Carlos Orellana, head of the livestock protection department at Chile's agriculture and livestock agency SAG, said it was a "limited event" and authorities had not found any more cases in the area.

"This is a very limited event, our monitoring in the peripheral region continues to give us negative results," Orellana commented during a press conference in Santiago, adding that the dead birds represented a small fraction of the 30 million poultry in the country.

"We hope to get this situation under control and for Chile to regain its status as a country without highly pathogenic avian influenza," he said.

The outbreak was discovered on Monday at a plant belonging to meat producer Agrosuper in Rancagua in central Chile, prompting the government to suspend chicken exports for a period of 28 days.

Bird flu is spreading to more and more countries

Cases of bird flu, mostly in wild animals, have been detected in Chile since late last year.

Argentina confirmed its first case in industrial poultry last month, prompting it to suspend exports of poultry products.

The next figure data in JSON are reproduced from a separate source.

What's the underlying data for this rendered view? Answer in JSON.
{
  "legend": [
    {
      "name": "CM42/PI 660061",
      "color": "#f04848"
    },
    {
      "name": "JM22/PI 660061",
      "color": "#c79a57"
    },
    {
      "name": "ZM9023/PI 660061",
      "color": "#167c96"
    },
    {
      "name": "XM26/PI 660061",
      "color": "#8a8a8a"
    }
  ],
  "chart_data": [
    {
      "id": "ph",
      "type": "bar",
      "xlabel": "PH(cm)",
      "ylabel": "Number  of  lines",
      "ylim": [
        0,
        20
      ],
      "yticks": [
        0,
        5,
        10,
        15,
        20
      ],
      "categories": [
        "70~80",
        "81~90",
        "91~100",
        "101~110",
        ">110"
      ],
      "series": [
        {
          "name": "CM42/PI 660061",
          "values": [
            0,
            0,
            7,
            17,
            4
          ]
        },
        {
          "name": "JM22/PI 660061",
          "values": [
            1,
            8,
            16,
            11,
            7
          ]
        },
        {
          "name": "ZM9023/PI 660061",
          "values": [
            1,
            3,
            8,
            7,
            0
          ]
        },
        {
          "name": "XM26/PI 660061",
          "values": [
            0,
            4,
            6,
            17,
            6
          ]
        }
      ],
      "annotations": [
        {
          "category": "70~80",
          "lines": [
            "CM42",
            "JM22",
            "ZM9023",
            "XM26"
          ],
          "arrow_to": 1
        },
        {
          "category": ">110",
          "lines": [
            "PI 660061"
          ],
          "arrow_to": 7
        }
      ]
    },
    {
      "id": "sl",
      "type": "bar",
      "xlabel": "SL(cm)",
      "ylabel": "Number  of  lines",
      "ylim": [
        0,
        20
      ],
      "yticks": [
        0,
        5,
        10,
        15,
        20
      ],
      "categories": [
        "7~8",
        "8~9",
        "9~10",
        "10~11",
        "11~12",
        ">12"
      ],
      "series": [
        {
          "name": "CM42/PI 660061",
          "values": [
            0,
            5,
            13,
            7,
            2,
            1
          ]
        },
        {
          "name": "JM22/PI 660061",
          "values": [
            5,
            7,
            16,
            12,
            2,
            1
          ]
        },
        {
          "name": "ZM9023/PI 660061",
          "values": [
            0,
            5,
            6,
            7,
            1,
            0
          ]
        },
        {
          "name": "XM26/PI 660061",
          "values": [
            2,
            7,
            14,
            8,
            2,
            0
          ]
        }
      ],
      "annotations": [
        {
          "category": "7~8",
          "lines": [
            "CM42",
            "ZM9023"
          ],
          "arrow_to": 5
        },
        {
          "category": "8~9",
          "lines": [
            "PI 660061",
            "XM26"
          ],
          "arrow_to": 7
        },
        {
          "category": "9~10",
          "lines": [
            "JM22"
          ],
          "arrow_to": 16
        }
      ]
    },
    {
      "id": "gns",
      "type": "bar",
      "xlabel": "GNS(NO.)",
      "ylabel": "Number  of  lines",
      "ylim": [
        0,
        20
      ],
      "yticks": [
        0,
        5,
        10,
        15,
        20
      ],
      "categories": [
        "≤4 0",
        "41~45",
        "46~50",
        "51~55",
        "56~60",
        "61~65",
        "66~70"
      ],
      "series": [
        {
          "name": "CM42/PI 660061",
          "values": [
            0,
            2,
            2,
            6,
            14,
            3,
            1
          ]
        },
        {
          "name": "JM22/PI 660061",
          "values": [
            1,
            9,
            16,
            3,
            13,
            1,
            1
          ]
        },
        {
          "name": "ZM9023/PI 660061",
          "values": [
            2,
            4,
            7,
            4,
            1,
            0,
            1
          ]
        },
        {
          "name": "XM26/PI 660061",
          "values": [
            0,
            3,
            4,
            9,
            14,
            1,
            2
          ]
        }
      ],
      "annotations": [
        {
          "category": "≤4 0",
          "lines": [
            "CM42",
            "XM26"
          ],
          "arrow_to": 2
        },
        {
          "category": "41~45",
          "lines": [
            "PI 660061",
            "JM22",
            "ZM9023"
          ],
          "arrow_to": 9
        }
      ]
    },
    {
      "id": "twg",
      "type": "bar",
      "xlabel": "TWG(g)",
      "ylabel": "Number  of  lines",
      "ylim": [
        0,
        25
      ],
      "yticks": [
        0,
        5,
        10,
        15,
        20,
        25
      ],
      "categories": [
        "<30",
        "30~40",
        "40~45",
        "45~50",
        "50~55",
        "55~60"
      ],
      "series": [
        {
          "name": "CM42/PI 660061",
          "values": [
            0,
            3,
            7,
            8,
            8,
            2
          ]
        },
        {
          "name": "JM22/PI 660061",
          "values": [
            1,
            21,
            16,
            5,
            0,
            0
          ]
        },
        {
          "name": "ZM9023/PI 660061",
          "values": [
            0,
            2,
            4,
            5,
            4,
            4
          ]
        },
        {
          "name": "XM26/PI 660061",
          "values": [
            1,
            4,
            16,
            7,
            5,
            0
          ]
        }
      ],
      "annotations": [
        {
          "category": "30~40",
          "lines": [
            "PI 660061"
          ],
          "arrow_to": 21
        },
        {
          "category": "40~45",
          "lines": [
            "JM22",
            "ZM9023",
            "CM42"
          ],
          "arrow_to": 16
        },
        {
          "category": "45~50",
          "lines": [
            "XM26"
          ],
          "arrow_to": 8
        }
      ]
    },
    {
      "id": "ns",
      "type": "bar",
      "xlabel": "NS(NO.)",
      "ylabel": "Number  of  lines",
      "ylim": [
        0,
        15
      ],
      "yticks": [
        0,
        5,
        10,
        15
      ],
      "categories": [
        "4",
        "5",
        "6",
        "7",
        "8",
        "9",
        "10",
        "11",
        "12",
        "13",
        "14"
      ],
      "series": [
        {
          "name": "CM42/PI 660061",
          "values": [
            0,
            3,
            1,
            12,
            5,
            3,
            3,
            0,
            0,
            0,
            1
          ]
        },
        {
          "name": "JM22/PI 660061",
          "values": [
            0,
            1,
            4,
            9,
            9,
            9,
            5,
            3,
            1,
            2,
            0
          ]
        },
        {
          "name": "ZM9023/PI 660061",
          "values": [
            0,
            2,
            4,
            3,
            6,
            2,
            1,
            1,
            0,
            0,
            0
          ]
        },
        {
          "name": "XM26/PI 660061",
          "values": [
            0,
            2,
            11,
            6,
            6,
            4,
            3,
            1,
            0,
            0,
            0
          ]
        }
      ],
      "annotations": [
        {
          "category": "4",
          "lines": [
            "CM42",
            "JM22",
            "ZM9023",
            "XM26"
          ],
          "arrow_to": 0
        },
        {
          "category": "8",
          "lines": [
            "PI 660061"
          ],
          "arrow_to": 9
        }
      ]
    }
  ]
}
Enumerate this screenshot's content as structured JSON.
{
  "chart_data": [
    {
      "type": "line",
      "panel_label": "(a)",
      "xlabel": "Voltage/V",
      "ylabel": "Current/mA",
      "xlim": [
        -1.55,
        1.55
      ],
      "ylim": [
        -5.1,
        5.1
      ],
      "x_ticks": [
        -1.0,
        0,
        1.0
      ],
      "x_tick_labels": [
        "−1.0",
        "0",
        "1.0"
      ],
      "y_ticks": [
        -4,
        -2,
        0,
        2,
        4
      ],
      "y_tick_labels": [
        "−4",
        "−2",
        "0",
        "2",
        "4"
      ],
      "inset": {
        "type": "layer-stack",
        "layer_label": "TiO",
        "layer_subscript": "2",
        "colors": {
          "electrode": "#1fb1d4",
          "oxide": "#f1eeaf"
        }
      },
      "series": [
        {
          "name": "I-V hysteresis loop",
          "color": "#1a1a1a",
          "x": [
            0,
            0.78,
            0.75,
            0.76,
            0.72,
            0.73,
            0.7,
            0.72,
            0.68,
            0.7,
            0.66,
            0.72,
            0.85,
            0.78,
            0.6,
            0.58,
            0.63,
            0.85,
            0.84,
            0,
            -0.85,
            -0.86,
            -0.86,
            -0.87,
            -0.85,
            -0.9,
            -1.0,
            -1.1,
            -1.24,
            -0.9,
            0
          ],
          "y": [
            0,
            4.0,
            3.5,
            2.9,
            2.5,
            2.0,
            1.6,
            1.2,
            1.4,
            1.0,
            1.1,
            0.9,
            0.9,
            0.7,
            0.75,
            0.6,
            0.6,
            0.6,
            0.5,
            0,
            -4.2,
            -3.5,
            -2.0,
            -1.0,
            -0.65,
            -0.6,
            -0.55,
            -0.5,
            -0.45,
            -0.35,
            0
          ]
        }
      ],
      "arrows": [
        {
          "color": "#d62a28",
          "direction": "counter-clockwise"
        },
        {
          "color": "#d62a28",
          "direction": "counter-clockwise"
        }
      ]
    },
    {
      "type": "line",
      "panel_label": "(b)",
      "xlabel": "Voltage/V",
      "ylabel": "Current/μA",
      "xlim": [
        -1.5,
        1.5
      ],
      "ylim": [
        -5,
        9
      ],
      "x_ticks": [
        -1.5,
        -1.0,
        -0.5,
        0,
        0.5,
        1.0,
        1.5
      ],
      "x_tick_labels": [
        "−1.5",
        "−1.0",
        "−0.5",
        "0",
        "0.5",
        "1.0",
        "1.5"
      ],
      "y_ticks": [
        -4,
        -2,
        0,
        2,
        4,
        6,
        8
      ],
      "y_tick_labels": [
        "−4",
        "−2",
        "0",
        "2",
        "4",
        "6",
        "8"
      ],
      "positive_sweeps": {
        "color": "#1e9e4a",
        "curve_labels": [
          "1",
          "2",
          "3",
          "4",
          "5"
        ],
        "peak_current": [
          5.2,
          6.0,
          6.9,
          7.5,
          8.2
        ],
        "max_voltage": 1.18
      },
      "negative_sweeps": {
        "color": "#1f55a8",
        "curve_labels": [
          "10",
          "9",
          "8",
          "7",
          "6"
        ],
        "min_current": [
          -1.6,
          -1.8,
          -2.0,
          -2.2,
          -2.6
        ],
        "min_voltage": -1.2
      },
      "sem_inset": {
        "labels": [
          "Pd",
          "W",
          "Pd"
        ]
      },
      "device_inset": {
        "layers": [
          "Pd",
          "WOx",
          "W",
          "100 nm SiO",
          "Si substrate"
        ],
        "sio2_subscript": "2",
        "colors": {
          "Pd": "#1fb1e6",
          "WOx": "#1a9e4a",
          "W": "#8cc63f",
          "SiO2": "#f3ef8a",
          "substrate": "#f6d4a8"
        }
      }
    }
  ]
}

Brazil, the world's largest chicken exporter, still remains bird flu-free but has investigated several suspected cases.

South American health authorities established a regional technical committee earlier this month to deal with bird flu outbreaks.

Ximena Aguilera, Chile's health minister, said that although there have been cases of marine mammal infections in the country, there has been no human-to-human transmission, but the ministry is closely monitoring workers and people who have been exposed to bird flu.